Sanders can boast of good health following his heart attack all he wants, but the aging senator will not be around forever. Ocasio-Cortez and Omar have graciously grabbed the baton and are willing to take the movement forward. Part of that work is rejecting the kind of incrementalism that many Democrats favor. This was also on display in the response to Ocasio-Cortez’s speech.

Neera Tandeen of the Center for American Progress took particular issue with a moment during Ocasio-Cortez’s endorsement speech in which she said, “When I was a child that relied on CHIP so that I could see a doctor, Bernie Sanders fought for a single-payer healthcare system.”

“@HillaryClinton was a key architect of CHIP,” Tandeen tweeted. “I worked on its implementation with her. I’m so glad it provided health care to @AOC and millions more.”

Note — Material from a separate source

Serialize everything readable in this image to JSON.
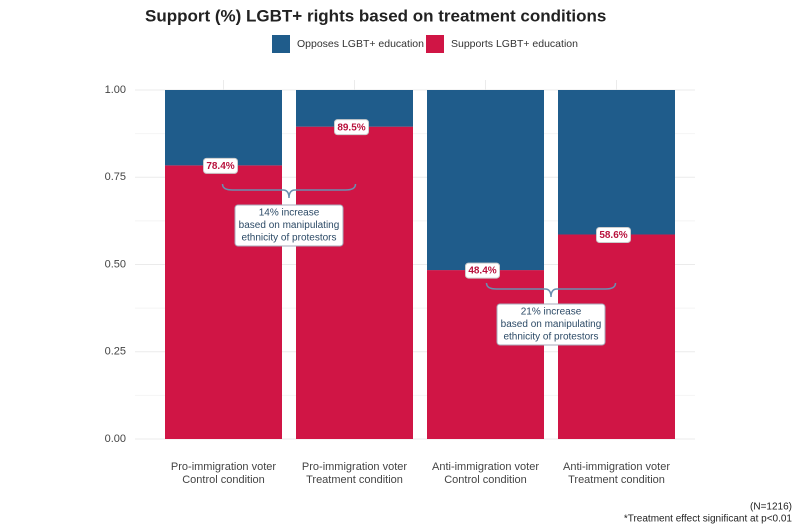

“I’m deeply thankful for Sec. Clinton’s leadership and role in the establishment of CHIP,” Ocasio-Cortez replied. “I am also looking forward to fighting for an America that treats healthcare as a right for *all* people, regardless of their age, income, or background, with #MedicareForAll.”

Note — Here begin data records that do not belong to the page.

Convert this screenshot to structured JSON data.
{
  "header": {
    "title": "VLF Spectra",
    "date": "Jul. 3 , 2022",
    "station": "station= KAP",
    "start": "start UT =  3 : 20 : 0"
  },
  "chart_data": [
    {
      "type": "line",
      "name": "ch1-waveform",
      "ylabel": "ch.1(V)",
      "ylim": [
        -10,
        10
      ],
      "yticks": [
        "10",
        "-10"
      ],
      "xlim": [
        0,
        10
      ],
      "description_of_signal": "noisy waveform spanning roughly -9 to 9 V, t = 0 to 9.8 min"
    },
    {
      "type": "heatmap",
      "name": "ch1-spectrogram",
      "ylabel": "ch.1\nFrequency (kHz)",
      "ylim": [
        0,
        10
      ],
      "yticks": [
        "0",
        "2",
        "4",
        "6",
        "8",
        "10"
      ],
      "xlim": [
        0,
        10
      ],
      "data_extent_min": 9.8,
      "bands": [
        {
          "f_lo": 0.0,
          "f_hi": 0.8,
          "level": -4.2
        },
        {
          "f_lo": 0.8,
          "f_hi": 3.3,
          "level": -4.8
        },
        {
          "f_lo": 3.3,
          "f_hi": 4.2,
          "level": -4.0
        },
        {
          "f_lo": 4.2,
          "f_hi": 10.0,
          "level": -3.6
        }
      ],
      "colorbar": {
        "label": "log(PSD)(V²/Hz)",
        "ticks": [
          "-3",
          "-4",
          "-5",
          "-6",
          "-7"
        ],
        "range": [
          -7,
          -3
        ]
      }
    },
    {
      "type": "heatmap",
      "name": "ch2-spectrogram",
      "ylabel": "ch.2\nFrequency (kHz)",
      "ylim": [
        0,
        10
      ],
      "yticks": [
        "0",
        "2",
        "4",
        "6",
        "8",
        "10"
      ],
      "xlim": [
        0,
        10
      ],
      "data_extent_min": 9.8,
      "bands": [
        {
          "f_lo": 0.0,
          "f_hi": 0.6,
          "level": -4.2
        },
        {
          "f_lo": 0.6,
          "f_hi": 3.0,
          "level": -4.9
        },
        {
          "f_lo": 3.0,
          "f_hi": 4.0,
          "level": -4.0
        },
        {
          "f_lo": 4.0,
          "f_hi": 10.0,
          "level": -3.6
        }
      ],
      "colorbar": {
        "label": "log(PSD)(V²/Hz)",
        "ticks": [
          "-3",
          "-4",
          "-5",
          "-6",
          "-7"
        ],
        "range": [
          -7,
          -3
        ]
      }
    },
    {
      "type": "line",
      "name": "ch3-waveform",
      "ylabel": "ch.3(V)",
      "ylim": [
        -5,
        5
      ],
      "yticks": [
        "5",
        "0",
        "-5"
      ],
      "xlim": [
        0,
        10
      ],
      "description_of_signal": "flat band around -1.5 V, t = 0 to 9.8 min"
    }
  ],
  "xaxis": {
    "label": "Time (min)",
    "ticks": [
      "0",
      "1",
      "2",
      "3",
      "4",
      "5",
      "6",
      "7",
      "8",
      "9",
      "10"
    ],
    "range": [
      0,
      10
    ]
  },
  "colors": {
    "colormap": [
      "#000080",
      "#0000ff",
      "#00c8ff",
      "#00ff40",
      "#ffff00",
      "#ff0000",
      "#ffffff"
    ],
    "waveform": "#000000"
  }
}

This is what it means to build a movement: Not only rejecting the don’t go too far, don’t go too fast politics that have dominated Democratic thinking for decades, but also refusing to be so committed to past reforms to the point of inaction. It’s reminiscent of Joe Biden insisting that we improve upon Obamacare instead of opting for Medicare-for-All, as if seeking a better solution to the nation’s healthcare crisis is an insult to the good that Obamacare provided to those who could afford it. Similarly, Tanden acting as though the main takeaway of Ocasio-Cortez’s praise of Sanders’s decades-long commitment to single-payer should have been graciousness toward Clinton’s advocacy of CHIP—a program for uninsured children—plays directly into this problem. CHIP is a vital program—and there’s still so much more to be done. It’s time to move forward with a more ambitious vision of universal programs. To get caught up in incremental victories from the past is a form of inertia that this movement and that this nation’s most vulnerable frankly do not have time for.

This is about fighting for the vision you want, not the fearful vision you believe—if you ask nicely, or compromise just enough—might be small enough to get.

“Bernie Sanders did not do these things because they were popular,” Ocasio-Cortez said of Sanders’s progressive history and voting record. “He fought for these aims, and these ends when they came at the highest political cost in America.”

And that’s what Ocasio-Cortez is doing. She is a freshman Congresswoman who has gone head-to-head with Nancy Pelosi, one of the most powerful women in the country and most respected women in the Democratic Party (and received a mountain of blowback for it). Those who believed Ocasio-Cortez would endorse Elizabeth Warren over Sanders thought that Ocasio-Cortez valued political calculation, polls, and a friendly lunch date over her principles. But if this endorsement and her short congressional tenure have taught us anything, it’s that Ocasio-Cortez doesn’t do something to be popular, she does something because she feels it’s right. She sees a future in the movement building around Sanders’s candidacy, and she’s decided to fight for it.